Il ne faut pourtant pas croire que la vie des athées serait sèche et sans intérêt. Que du contraire : de nombreux athées font preuve d'une spiritualité extraordinaire et ils sont généralement plus épanouis que les croyants à la petite semaine ! Cela s'explique par le fait qu'ils trouvent leur propre voie spirituelle, celle qui leur convient. Ils ne sont pas coincés entre une aspiration personnelle et des dogmes imposés puisque ces derniers sont absents de leur vie. Mais en quoi peut bien consister cette spiritualité athée ?
Ce n'est pas parce qu'un être humain n'a pas d'âme au sens religieux qu'il est dépourvu d'esprit. En science, on appelle "propriété émergente" un phénomène qui est produit par un système complexe sans qu'aucun des composants du système soit destiné à faire naître ce phénomène. Pour un athée pur et dur, l'âme est un concept utile pour désigner une propriété émergente de ce système complexe qu'on appelle un corps humain. Il n'y croit pas, il constate que les mécanismes physiques et chimiques qui engendrent la biologie engendrent également, dans le cas d'Homo Sapiens, une pensée consciente qu'on peut appeler "âme". Un athée peut très bien vouloir soulager son âme en accomplissant certains actes, ou lui faire du bien en se procurant certaines sensations.
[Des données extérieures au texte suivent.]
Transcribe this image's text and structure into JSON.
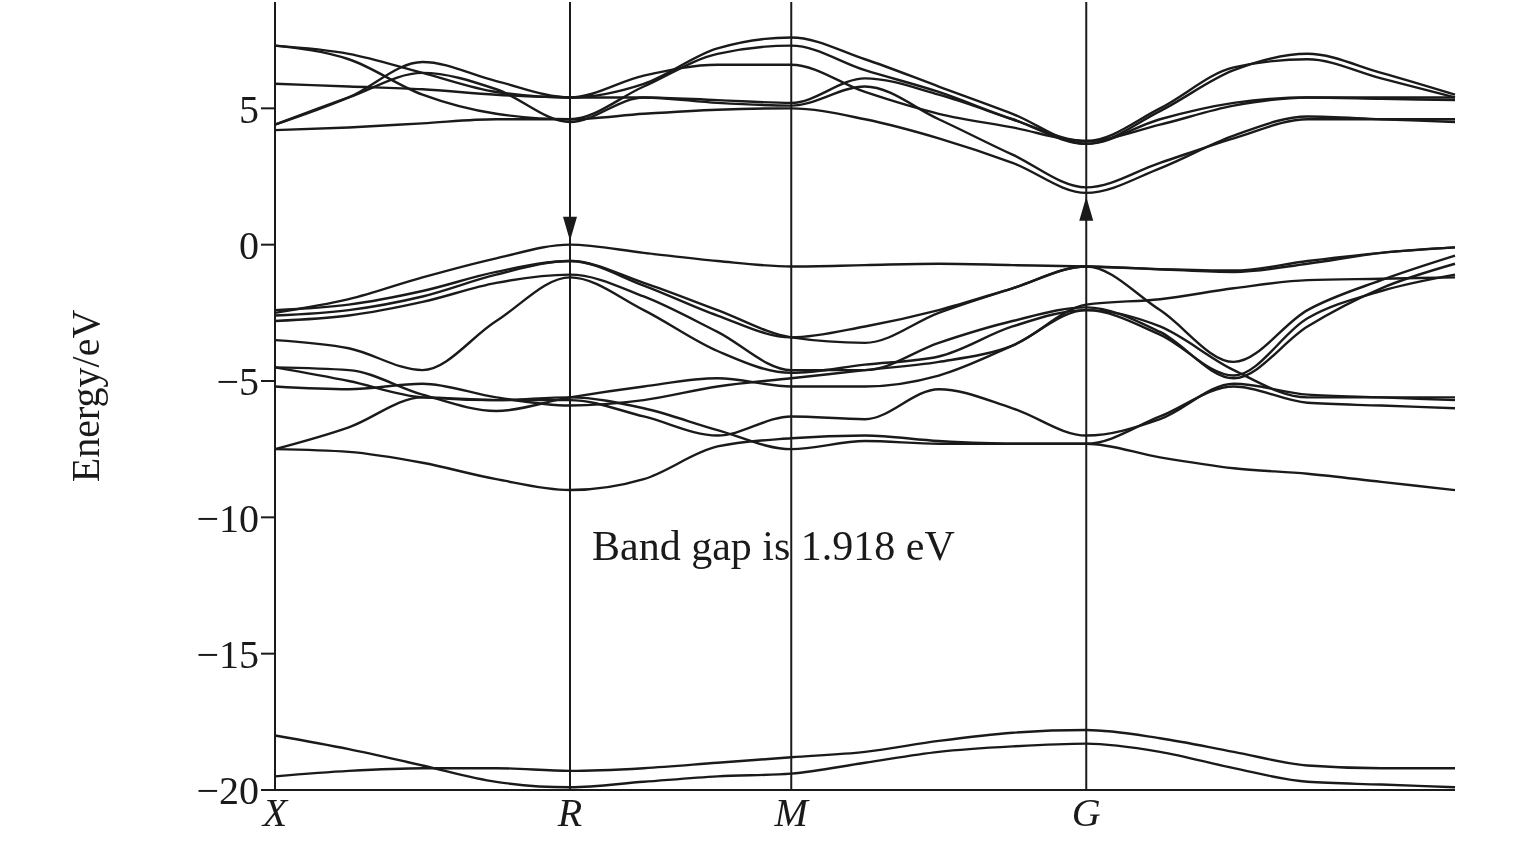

La Terre, l'univers, la vie... toutes ces choses sont magnifiques, d'une beauté à couper le souffle. On peut en admirer la finesse, la complexité, la beauté sans être croyant. Je pense même qu'elles sont encore plus fascinantes si on admet qu'elles sont le produit de la contingence. Prenez une orchidée : est-il plus merveilleux qu'elle soit créée par un démiurge caractériel ou qu'elle soit apparue grâce à l'évolution ? Il n'est nul besoin de croire en un dieu pour être émerveillé devant la beauté des Cyclades, la majesté du Grand Canyon ou la force des Chutes Victoria. Ces choses sont belles per se. Il y a des athées contemplatifs, qui se retirent volontairement du monde et ne maintiennent avec les hommes qu'un commerce minimum afin de mieux profiter du spectacle de la Nature. Deus sive natura ? Même pas besoin ! Natura, et puis c'est tout.
Pour finir, ce n'est pas parce qu'un athée ne croit pas à la vie après la mort qu'il sera tragiquement désespéré. Au contraire, la plupart des philosophes athées font preuves qu'une gaieté contagieuse. En l'absence de valeurs imposées à coup d'enfer, de paradis, de karma ou de dieux vengeurs, ils se forgent leur propre système et, contrairement à beaucoup de croyants, il s'y tiennent ! Leurs valeurs sont alors le plus souvent des valeurs eudémonistes ou hédonistes. Leur morale ne sera pas transcendante mais utilitariste. Leur réflexion ne sera pas centrée sur Dieu mais sur eux-même et sur les relations qu'ils tissent avec le Monde.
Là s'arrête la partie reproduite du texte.